Menanggapi viralnya kasus tersebut, Komisi III berencana meminta klarifikasi dari manajemen Rumah Sakit Pratama Parenggean pada pembahasan APBD pekan depan. Agenda ini sekaligus untuk memastikan bahwa pengelolaan kendaraan dinas kesehatan berjalan transparan dan dapat dipertanggungjawabkan.
“Kami ingin mendengar langsung kronologinya. Ini bukan soal mencari siapa yang salah, tetapi memastikan mekanisme pengawasan berjalan baik,” kata legislator Partai Golkar itu.
Ia menjelaskan bahwa kejadian seperti ini seharusnya tidak terjadi bila setiap unit layanan publik mematuhi SOP dan melakukan pengawasan internal secara berkala.
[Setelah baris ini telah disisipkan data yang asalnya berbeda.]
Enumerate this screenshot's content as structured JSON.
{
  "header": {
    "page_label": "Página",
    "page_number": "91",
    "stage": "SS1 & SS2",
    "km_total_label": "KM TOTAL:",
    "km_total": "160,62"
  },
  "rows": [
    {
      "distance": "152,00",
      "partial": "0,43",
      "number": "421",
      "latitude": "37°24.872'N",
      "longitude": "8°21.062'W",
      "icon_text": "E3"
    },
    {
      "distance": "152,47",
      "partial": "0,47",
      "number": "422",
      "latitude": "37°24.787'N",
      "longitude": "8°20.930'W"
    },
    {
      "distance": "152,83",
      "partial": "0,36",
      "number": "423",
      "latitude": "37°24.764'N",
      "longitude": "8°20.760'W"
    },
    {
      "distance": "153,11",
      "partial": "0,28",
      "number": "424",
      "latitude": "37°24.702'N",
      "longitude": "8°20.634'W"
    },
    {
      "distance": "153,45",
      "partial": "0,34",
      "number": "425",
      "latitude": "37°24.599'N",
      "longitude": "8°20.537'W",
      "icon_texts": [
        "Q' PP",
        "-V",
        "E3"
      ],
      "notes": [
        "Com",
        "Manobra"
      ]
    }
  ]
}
Menurutnya, penggunaan ambulans yang tidak tepat bukan hanya berpotensi melanggar aturan, tetapi juga dapat menurunkan kepercayaan masyarakat terhadap layanan kesehatan.
“Banyak warga yang mengandalkan ambulans untuk kondisi darurat. Karena itu penggunaan di luar ketentuan sangat sensitif dan bisa menimbulkan persepsi negatif,” tegasnya.
Riskon berharap rumah sakit maupun instansi terkait menjadikan kejadian ini sebagai evaluasi, sekaligus memperbaiki sistem agar kasus serupa tidak terulang. Ia juga mengajak masyarakat untuk tetap bijak dalam menanggapi isu yang beredar.
“Yang terpenting sekarang adalah memperkuat komitmen pelayanan publik. Semua pihak harus menjaga kepercayaan masyarakat, terutama pada sektor kesehatan,” tutupnya.